Kategoriarkiv: Tuberculosis

On her birthday: Cecilia Ekenstam

Under the moss on the gravestone, you can discern the words chiseled in the polished marble: NEVER FORGOTTEN.

”Sterne’s Maria”. Painting by Charles Landseer (1799-1879)

We have reached the final destination of our trip to the west coast of Sweden – Varberg. This is where Augusta, at the age of 28, spent a short time to treat her tuberculosis with sea air and spa water – the only prescribed treatments available before the discovery of the bacterium that causes tuberculosis. And this is where she died on 28 July 1855.

We stand before the grave in the shaded old cemetery in the center of old Varberg where we have just planted small roses. Next to hers is a grave with an iron cross, partially buried by thick bushes. Whose grave is this? Another life cut short? I decide to find out, and what I find is another girl who should never be forgotten.

Augusta Nordwall (Söderholm) and Cecilia Ekenstam’s graves

Cecilia Ekenstam

By sheer coincidence, her birthday is today! She was born 187 years ago today. Unfortunately, she died at age 20.

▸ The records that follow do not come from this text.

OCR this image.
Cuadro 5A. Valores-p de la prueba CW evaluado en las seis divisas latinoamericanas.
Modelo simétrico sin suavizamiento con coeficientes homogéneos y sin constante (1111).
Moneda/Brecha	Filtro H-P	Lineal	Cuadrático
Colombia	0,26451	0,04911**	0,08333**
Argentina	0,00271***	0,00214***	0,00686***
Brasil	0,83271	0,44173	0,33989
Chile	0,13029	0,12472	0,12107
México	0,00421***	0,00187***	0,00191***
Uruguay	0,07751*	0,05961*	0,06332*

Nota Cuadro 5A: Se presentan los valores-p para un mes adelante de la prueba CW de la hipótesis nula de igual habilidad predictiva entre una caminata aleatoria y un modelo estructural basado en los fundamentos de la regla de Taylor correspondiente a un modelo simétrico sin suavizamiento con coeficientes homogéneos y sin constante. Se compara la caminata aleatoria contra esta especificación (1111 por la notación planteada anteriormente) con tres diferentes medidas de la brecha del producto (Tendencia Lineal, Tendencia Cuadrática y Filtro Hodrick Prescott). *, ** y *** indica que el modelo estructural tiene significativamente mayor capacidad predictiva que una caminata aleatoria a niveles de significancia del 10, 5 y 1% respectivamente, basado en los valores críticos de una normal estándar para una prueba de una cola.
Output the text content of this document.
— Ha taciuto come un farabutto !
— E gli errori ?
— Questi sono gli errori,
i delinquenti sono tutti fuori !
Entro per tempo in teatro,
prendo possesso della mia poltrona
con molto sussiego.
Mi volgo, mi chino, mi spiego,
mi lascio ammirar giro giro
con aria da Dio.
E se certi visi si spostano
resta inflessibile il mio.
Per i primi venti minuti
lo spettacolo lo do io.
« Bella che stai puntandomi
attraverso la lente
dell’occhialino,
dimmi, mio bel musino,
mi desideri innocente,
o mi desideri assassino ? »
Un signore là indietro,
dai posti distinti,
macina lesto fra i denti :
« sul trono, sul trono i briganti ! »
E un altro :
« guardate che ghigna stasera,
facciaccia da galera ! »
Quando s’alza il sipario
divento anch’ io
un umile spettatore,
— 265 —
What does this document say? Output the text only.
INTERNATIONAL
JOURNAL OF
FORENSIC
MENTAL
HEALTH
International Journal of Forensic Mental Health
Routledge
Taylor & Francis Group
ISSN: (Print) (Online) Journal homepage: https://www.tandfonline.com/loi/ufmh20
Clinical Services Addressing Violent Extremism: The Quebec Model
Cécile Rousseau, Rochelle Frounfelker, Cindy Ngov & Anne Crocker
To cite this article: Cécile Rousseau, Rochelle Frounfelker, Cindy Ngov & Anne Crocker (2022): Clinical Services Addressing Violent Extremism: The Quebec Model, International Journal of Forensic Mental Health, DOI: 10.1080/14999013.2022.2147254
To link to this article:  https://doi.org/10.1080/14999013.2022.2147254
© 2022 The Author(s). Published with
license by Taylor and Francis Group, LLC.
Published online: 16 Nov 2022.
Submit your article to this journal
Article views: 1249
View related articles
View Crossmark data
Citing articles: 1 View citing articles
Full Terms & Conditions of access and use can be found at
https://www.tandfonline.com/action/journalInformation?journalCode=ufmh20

Helena Cecilia Sofia Ekenstam was born on 19 October 1832 at Sålla, Sjögestad, not far from the parish where Augusta was born (Slaka). She was the 8th child of the 14 children born to her parents, Fabian Vilhelm af Ekenstam and Sofia Charlotta Zachrisson. She grew up in Stora Tuna parish outside Borlänge, in Dalarna. Like Augusta, she contracted tuberculosis at a young age and was sent to Varberg in the hope of curing her lung disease. When she died on 16 August 1853, she was buried in Varberg, far from her family. Two years later, Augusta would be buried next to her.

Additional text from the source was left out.